Sam Yates <sam.yates@xxxxxxx> · Sat, 18 Apr 2015 00:22:12 +0200

Hello all!

I am attempting to use GCC's extended inline assembly to explicitly
use floating point vector operations on POWER8, but the generated code
does not correctly load the VSX registers.

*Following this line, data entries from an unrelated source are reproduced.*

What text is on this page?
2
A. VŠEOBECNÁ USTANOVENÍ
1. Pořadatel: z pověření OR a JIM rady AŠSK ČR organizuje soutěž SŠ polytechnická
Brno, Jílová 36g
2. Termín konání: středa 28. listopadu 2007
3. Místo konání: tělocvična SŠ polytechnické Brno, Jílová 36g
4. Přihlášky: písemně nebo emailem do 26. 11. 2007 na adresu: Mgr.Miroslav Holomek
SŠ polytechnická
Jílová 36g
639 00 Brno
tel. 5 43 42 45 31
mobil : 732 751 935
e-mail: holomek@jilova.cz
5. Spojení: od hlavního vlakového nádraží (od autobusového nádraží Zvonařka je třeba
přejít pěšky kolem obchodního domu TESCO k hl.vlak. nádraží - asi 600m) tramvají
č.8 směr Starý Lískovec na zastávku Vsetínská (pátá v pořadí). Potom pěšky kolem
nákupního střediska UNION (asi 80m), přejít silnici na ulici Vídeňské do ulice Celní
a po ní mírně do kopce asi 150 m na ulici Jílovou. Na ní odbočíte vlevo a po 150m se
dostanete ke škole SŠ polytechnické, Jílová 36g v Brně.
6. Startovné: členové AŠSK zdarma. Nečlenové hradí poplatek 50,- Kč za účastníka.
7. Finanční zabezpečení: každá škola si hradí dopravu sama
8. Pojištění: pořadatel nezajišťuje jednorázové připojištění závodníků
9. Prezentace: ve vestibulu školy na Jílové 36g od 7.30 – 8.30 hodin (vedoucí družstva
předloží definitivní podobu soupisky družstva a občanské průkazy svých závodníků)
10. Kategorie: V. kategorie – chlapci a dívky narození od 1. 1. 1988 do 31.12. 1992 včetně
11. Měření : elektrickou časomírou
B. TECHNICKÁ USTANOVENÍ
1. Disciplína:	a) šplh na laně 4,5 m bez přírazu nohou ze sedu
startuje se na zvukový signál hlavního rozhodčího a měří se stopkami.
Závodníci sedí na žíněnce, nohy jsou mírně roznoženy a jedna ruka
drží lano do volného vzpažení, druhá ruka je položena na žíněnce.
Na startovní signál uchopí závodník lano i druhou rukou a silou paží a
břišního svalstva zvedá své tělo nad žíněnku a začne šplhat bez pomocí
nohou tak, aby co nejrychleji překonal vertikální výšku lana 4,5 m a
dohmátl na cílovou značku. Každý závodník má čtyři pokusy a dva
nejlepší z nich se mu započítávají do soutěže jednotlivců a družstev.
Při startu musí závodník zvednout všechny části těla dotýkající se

It could well be that I am misunderstanding the use of the "wd" asm constraint.

Sample code:

#include <cassert>

typedef double v2d __attribute((vector_size(16)));

__attribute((noinline)) void vadd(v2d &x,v2d y) {
    x+=y;
}

__attribute((noinline)) void vadd_asm(v2d &x,v2d y) {
    asm ("xvadddp %0,%0,%1\n\t": "+wd"(x): "wd"(y));
}

int main() {
    v2d a={1.,2.};
    v2d b={10.,11.};
    v2d c={0.,0.};

    c=a;
    vadd(c,b);
    assert(c[0]==11.f);
    assert(c[1]==13.f);

    c=a;
    vadd_asm(c,b);
    assert(c[0]==11.f);
    assert(c[1]==13.f);
}

When this code is compiled with g++ 4.9.1, with options -O3
-mcpu=power8 -mvsx, the second pair of assertions will fail.

The generated assembly:
vadd(v2d &x,v2d y):

        lxvd2x 0,0,3
        xxpermdi 0,0,0,2
        xvadddp 34,0,34
        xxpermdi 34,34,34,2
        stxvd2x 34,0,3
        blr

vadd_asm(v2d &x,v2d y):

        lxvd2x 0,0,3
        xxpermdi 0,0,0,2
        xvadddp 0,0,2
        xxpermdi 0,0,0,2
        stxvd2x 0,0,3
        blr

I am surmising that the ABI dictates that the vector parameter y be
passed in VR[2] (equivalently VSR[34]). In vadd_asm, it can be seen
that VSR[2] is used instead.

What would be the correct constraint to use in the asm statement in
order to generate correct code? And why is "wd" inappropriate?

Best regards,
Sam